Sedangkan Kotamadya Yogyakarta merupakan daerah Tingkat II yang dipimpin oleh Walikotamadya Kepala Daerah Tingkat II yang terikat oleh ketentuan masa jabatan, syarat dan cara pengangkatan bagi kepala Daerah Tingkat II seperti yang lain.
Seiring dengan bergulirnya era reformasi, tuntutan untuk menyelenggarakan pemerintahan di daerah secara otonom semakin mengemuka, maka keluarlah Undang-undang No.22 Tahun 1999 tentang Pemerintahan Daerah yang mengatur kewenangan Daerah menyelenggarakan otonomi daerah secara luas, nyata dan bertanggung jawab.
Sesuai UU ini maka sebutan untuk Kotamadya Dati II Yogyakarta diubah menjadi Kota Yogyakarta sedangkan untuk pemerintahannya disebut dengan Pemerintahan Kota Yogyakarta dengan Walikota Yogyakarta sebagai Kepala Daerahnya.

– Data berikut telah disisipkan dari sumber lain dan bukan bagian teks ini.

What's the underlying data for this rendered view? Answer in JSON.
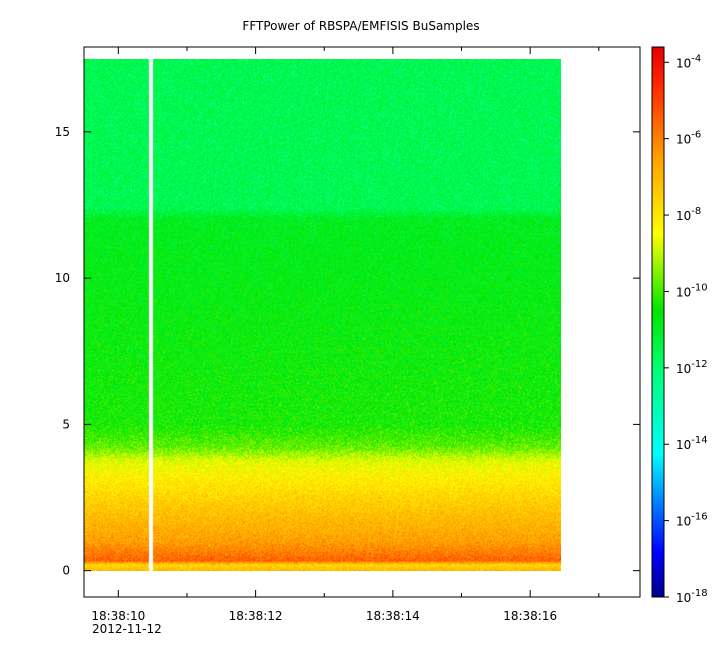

Secara de facto Yogyakarta yang didirikan oleh Sri Sultan Hamengku Buwono I sebagai ibukota kerajaan, pembangunannya bersamaan dengan pendirian bangunan keraton. Setelah sebagian keraton selesai dibangun, maka Sultan beserta keluarganya yang semula menempati Pesanggrahan Ambarketawang kemudian pindah ke keraton tepatnya di Gedhong Sedahan pada hari Kamis Paing, tanggal 7 Oktober 1756 Masehi bersamaan dengan tahun Jimakir tanggal 13 Sura 1682 Jawa. Kepindahan Sultan ke keraton diperingati dengan sengkalan memet berupa gambaran dua ekor naga yang ekornya saling melilit, berada di atas banon renteng kelir pada gapura belakang, berbunyi Dwi Naga Rasa Tunggal = 1682 tahun Jawa. Tanggal kepindahan Sultan ke istana Yogyakarta dianggap sebagai berdirinya Kota Yogyakarta (Panitya-Peringatan Kota Jogjakarta, 1956 :18).
Menurut dokumen Kapujanggan Keraton Ngayogyakarta, batas-batas Ibukota Ngayogyakarta Hadiningrat,
Sebelah utara : Kampung Jetis sampai Kampung Sagan dan Samirana
Sebelah timur : dari Kampung Samirana ke Kampung Lowano
Sebelah selatan : mulai Kampung Lowano sampai ke Kampung Bugisan
Sebelah barat : dari Kampung Bugisan sampai ke Kampung Tegalrejo (Panitya-Peringatan Kota Jogjakarta, 1956 :23)
Bacaan :
Panitya-Peringatan Kota Jogjakarta 200 Tahun
1956 Kota Jogjakarta 200 Tahun, 7 Oktober 1976-7 Oktober 1956 . Jogjakarta
Undang-Undang Republik Indonesia Tahun 1947 Nomor 17 Tentang Pembentukan Haminte-Kota Yogyakarta.
Undang-Undang Republik Indonesia Nomor 18 Tahun 1965 Tentang Pokok-Pokok Pemerintah Daerah.
Undang-Undang Republik Indonesia Nomor 22 Tahun 1999 Tentang Pemerintah Daerah.